Michael Johnson Sentenced 10 Years for Not Disclosing HIV Status to Partners

by HRC Staff

Michael Johnson, a former Missouri college student, was sentenced to 10 years in prison for violating Missouri’s HIV transmission and exposure statute.

Post submitted by Brian McBride, former HRC Digital Strategist

Michael Johnson, a former Missouri college student, was sentenced to 10 years in prison for violating Missouri’s HIV transmission and exposure statute.

In 2015, 23-year-old Johnson, who is African American, was initially sentenced to 30 years, but that conviction was overturned due to prosecutorial misconduct that the court determined made his first trial “fundamentally unfair,” according to the Center for HIV Law and Policy. He was sentenced to 10 years on Thursday after taking a plea deal. He originally faced up to nearly 100 years in prison.

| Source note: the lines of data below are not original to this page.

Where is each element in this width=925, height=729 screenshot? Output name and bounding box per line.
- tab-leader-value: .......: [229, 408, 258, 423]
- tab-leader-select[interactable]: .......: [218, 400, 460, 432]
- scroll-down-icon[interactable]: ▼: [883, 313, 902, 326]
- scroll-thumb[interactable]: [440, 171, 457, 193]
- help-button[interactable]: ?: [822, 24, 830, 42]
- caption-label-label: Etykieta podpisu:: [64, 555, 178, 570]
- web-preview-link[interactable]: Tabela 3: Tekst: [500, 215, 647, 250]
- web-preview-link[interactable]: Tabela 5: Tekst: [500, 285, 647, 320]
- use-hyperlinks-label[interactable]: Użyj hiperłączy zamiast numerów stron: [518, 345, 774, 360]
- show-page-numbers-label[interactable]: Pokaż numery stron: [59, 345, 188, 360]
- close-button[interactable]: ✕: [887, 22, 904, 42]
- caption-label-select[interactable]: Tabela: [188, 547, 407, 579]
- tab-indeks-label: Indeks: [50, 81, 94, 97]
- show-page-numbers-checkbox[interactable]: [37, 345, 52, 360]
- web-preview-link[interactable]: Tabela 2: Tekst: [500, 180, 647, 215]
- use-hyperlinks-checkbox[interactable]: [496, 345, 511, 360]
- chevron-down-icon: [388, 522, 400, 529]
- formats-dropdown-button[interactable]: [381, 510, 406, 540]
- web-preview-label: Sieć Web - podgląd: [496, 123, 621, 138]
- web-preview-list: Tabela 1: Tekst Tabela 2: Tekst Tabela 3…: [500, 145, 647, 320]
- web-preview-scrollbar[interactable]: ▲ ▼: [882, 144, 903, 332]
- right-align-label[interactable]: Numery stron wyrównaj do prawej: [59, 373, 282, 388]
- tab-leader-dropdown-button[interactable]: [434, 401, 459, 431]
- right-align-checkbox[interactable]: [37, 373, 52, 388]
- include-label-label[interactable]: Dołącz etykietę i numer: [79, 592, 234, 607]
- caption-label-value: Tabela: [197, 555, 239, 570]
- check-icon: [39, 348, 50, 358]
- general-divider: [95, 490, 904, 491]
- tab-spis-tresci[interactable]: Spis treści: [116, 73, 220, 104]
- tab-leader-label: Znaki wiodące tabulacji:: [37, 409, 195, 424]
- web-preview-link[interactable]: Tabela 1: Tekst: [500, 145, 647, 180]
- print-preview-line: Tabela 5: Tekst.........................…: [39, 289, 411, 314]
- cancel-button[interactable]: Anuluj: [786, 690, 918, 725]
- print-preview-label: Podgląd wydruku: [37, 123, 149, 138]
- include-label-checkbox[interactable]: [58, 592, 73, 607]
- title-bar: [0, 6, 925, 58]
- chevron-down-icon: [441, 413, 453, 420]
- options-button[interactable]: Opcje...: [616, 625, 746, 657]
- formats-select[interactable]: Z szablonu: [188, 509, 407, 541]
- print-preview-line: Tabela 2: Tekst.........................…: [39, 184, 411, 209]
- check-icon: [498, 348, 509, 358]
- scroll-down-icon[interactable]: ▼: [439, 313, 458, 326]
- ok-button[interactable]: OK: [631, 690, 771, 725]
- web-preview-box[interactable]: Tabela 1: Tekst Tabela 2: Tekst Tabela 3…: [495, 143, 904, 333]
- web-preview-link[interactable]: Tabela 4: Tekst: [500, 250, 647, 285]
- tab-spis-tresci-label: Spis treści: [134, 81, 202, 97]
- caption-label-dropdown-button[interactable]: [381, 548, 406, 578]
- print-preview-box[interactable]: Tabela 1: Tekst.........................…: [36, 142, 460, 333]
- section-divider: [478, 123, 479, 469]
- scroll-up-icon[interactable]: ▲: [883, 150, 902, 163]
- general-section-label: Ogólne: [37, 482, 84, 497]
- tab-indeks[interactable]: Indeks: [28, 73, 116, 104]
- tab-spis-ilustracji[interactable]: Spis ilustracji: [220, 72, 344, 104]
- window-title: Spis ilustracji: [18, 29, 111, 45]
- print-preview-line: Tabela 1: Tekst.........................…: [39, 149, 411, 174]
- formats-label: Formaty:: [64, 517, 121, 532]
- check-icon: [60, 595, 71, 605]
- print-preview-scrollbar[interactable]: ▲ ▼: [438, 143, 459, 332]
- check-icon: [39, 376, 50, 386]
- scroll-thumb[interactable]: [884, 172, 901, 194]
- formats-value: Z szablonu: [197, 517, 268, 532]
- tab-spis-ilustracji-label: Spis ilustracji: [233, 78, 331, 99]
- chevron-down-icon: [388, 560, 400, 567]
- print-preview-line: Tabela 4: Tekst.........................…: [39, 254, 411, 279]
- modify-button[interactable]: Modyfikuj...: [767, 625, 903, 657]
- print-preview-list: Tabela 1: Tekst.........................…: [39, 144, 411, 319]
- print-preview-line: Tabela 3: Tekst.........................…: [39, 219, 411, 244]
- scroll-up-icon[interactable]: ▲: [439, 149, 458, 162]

Johnson has already served nearly four years of his 10 year sentence after a jury found him guilty of infecting a sexual partner with HIV and exposing four others.

Medical experts and advocates denounced Johnson’s conviction, attributing it to a trial that was full of misinformation about HIV transmission and inaccurate stereotypes about men who have sex with men, as well as a justice system that tries, convicts, and sentences Black men at disproportionately higher rates than any other group. The all-white jury in Johnson’s case spent only a few hours deliberating before reaching their decision.

Last year, the Center for HIV Law and Policy, a national leader on HIV policy development, filed an amicus brief in which HRC and other organizations joined in support of Johnson. The “friend of the court” brief cited his conviction as not only a violation under the Americans with Disabilities Act and Section 504 of the Rehabilitation Act, but was also in violation of the eighth amendment due to the excessive punishment of the sentence.

Johnson’s case drew national headlines and exposed archaic HIV criminalization laws that many states adopted in the wake of the HIV & AIDS epidemic in the 1980s. Missouri’s controversial law makes it a felony for people diagnosed with HIV to have sexual contact without disclosing that they have the virus first. This kind of law has little to no basis in modern science and fails to reflect what researchers do know about preventing HIV.

HRC is working with other advocates to support legislation across the country to modernize laws criminalizing HIV exposure, nondisclosure and transmission and to continue raising awareness about the importance of opposing such laws.